ICC judge closes trial against Ruto
Two of the three judges decide in early April that there is no evidence to
file the case against Vice President Ruto and radio journalist Joshua arap Sang.
However, they make no secret that an important reason for this is that the
Kenyan government has interfered in the legal process and that witnesses have
been threatened. However, the judges open the possibility that the case can be
Rages against al-Shabaab
The Kenyan military reports that at least a dozen al-Shabaab rebels have been killed in connection with raids in Somalia, around the cities of Afmadow and Sarira.

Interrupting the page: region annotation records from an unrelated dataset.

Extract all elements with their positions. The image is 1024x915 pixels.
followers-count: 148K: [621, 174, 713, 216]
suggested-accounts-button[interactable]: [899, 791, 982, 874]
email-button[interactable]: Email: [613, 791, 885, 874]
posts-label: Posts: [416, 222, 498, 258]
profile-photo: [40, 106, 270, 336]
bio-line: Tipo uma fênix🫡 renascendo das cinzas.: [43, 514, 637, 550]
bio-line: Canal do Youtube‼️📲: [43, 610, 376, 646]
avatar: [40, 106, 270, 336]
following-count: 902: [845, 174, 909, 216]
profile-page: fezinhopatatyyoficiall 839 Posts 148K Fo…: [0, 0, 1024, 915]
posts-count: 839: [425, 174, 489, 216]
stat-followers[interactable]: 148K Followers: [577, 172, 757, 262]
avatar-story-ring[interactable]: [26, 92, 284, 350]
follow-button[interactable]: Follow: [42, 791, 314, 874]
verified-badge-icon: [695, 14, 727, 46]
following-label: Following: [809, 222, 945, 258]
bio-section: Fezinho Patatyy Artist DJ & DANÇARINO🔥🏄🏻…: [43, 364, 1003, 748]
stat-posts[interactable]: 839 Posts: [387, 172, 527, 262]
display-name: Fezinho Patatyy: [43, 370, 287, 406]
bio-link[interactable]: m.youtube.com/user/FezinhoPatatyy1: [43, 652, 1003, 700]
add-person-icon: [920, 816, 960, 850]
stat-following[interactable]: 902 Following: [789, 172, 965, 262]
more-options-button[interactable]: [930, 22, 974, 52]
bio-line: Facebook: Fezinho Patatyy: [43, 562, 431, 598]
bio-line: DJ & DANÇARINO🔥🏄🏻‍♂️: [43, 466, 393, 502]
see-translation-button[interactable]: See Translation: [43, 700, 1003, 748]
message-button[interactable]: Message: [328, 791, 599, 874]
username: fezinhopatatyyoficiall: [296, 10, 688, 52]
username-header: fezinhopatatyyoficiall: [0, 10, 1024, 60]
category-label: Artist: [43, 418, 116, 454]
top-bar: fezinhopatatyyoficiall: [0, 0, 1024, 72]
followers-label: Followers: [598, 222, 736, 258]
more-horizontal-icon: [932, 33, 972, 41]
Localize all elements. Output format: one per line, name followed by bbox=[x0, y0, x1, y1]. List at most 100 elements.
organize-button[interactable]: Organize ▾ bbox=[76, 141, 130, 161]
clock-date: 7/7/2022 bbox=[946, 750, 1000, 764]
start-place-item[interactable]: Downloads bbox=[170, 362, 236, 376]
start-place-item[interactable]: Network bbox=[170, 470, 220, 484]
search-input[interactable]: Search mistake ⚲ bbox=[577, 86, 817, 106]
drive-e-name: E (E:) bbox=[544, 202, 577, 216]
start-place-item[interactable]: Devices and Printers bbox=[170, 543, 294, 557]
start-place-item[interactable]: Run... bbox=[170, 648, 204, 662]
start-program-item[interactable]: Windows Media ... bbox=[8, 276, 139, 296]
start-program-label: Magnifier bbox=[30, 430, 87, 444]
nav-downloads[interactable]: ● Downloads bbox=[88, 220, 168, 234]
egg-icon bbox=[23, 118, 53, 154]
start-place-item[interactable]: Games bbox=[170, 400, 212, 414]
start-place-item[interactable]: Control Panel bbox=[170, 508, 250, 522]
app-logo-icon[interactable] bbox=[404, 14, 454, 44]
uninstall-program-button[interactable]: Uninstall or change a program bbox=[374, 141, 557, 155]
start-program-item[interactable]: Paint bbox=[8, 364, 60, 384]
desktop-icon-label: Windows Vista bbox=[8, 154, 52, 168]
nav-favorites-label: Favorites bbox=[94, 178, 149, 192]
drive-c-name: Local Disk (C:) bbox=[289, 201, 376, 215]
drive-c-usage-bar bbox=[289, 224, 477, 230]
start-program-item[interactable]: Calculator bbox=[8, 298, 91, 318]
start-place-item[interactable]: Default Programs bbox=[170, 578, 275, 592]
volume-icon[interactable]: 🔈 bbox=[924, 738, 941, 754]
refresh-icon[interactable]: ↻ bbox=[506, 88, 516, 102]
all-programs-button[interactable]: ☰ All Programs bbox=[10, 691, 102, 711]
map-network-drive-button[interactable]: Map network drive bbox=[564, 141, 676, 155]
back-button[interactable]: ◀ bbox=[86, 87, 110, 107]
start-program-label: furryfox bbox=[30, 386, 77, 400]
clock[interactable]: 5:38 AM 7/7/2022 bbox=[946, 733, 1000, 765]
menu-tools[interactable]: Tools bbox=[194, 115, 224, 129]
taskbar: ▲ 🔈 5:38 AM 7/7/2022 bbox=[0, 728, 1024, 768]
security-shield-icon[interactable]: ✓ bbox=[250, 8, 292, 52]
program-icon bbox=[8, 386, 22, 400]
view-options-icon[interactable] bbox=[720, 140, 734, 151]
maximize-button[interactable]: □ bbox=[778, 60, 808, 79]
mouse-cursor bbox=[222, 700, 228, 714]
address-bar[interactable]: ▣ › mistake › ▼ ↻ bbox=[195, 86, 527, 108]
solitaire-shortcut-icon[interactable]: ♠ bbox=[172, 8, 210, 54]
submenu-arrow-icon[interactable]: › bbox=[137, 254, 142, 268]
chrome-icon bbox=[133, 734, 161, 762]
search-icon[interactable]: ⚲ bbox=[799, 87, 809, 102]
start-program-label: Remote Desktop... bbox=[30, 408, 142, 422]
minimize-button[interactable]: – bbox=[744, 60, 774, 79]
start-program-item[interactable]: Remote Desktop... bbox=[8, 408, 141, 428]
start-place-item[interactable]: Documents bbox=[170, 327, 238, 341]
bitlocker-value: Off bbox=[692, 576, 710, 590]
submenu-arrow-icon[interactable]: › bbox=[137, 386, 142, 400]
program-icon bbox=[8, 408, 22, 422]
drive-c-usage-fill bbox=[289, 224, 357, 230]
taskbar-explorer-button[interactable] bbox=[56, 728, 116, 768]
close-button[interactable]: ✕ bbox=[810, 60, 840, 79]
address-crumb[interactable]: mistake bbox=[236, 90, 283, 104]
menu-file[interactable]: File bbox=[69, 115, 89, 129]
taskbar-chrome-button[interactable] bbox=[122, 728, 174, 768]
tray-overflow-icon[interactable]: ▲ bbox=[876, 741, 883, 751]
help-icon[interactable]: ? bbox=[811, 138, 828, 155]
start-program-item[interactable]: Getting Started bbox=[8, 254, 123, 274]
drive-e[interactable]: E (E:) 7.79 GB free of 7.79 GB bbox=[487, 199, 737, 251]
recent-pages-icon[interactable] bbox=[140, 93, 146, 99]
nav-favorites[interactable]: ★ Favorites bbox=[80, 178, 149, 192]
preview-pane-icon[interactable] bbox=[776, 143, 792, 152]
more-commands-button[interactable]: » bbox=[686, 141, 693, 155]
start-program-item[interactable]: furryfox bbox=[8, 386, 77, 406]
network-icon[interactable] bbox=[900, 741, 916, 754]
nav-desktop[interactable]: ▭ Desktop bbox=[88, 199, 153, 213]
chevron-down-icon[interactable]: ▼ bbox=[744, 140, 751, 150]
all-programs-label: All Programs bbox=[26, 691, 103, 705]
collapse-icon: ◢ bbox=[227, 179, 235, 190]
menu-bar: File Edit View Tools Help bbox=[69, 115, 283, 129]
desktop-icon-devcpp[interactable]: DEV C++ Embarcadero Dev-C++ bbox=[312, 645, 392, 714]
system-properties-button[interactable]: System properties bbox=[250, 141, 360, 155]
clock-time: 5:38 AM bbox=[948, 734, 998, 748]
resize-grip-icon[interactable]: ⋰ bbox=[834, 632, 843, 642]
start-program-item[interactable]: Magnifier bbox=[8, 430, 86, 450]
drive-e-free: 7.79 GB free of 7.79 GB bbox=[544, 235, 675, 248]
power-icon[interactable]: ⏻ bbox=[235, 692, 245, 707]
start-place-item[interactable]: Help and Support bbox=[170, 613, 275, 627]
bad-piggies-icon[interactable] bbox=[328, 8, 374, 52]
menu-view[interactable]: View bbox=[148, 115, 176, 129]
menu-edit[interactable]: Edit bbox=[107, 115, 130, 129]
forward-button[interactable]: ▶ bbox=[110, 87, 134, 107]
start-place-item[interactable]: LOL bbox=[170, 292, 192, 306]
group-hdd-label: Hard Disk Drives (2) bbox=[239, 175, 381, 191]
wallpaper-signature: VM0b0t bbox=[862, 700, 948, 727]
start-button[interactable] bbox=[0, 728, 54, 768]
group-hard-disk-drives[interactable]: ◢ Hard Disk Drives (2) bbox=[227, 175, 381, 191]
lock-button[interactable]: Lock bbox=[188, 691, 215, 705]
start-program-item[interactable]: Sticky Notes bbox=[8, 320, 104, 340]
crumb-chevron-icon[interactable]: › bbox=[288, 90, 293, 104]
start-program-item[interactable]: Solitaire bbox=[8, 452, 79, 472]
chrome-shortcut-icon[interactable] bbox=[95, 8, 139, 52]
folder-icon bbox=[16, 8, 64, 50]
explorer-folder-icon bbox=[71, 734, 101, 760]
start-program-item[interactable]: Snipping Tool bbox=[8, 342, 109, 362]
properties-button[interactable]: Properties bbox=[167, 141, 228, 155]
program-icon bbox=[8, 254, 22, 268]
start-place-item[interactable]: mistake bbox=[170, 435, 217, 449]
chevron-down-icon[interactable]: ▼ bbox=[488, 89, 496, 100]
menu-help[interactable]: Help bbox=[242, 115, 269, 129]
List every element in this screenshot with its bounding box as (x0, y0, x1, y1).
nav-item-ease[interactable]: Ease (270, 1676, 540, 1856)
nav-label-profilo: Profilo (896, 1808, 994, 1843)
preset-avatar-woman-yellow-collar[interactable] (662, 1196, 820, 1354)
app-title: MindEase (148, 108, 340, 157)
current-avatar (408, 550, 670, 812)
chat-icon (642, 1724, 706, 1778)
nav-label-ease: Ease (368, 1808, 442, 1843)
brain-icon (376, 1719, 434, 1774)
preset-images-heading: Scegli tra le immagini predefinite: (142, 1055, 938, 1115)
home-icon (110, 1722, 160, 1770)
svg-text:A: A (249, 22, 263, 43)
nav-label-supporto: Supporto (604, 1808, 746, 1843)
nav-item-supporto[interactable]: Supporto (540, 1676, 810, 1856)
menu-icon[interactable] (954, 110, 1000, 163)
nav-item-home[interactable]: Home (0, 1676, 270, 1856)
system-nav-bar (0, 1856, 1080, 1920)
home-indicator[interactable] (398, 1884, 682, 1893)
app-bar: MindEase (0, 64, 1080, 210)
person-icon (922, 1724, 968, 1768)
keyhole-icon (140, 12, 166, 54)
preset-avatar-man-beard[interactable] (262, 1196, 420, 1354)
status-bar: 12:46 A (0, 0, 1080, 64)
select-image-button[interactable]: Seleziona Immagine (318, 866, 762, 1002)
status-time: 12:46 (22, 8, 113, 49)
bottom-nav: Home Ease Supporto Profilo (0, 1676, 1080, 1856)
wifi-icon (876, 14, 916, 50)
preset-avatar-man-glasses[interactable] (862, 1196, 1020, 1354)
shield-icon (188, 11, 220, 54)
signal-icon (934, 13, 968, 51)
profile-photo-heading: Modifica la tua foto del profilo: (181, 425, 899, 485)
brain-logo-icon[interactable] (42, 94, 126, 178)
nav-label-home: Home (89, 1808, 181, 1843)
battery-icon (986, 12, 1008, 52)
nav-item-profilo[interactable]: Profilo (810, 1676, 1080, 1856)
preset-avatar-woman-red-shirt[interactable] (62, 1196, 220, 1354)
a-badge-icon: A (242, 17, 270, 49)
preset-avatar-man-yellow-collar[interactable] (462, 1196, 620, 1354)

Judge of the Supreme Court suspended for bribery
Philip Tunoi is accused of receiving the equivalent of $ 2 million in connection with a petition filed after the Nairobi governor election where Evans Kidero's victory was questioned.
New data on the number of Kenyan deaths
Somalia's president says in a TV interview that 180 Kenyan soldiers were killed by al-Shabaab in the attack against an AU operation in January. The information is rejected by Kenyan authorities.
New prison for jihadists
President Kenyatta said at a speech that the new prison is part of the fight against extreme Islamists in the country.
Four terror suspected men are killed by police
The deed takes place in a raid in the coastal city of Malindi, just over seven miles north of Mombasa. Police say they seized a gun and five hand grenades. According to the police, the men have planned attacks in tourist areas.
al-Shabaab takes on AU base
The Islamist militia claims to have taken full control of the AU site located near the city of El-Adde in southern Somalia and that it had killed more than 60 Kenyan soldiers. However, the Kenyan military says it is a Somali base location that has been stormed, and that the Kenyan soldiers strike back at the militia. Kenyan President Uhuru Kenyatta confirmed that Kenyan soldiers have been killed, but does not say how many.
Later, al-Shabaab says that up to 100 Kenyan soldiers have been killed. The
militia must also have seized a number of vehicles and military equipment, and
must have carried away an unknown number of Kenyan soldiers. However, the Kenyan
authorities are waiting to state the number of casualties, but appear to be
preparing the public for high numbers.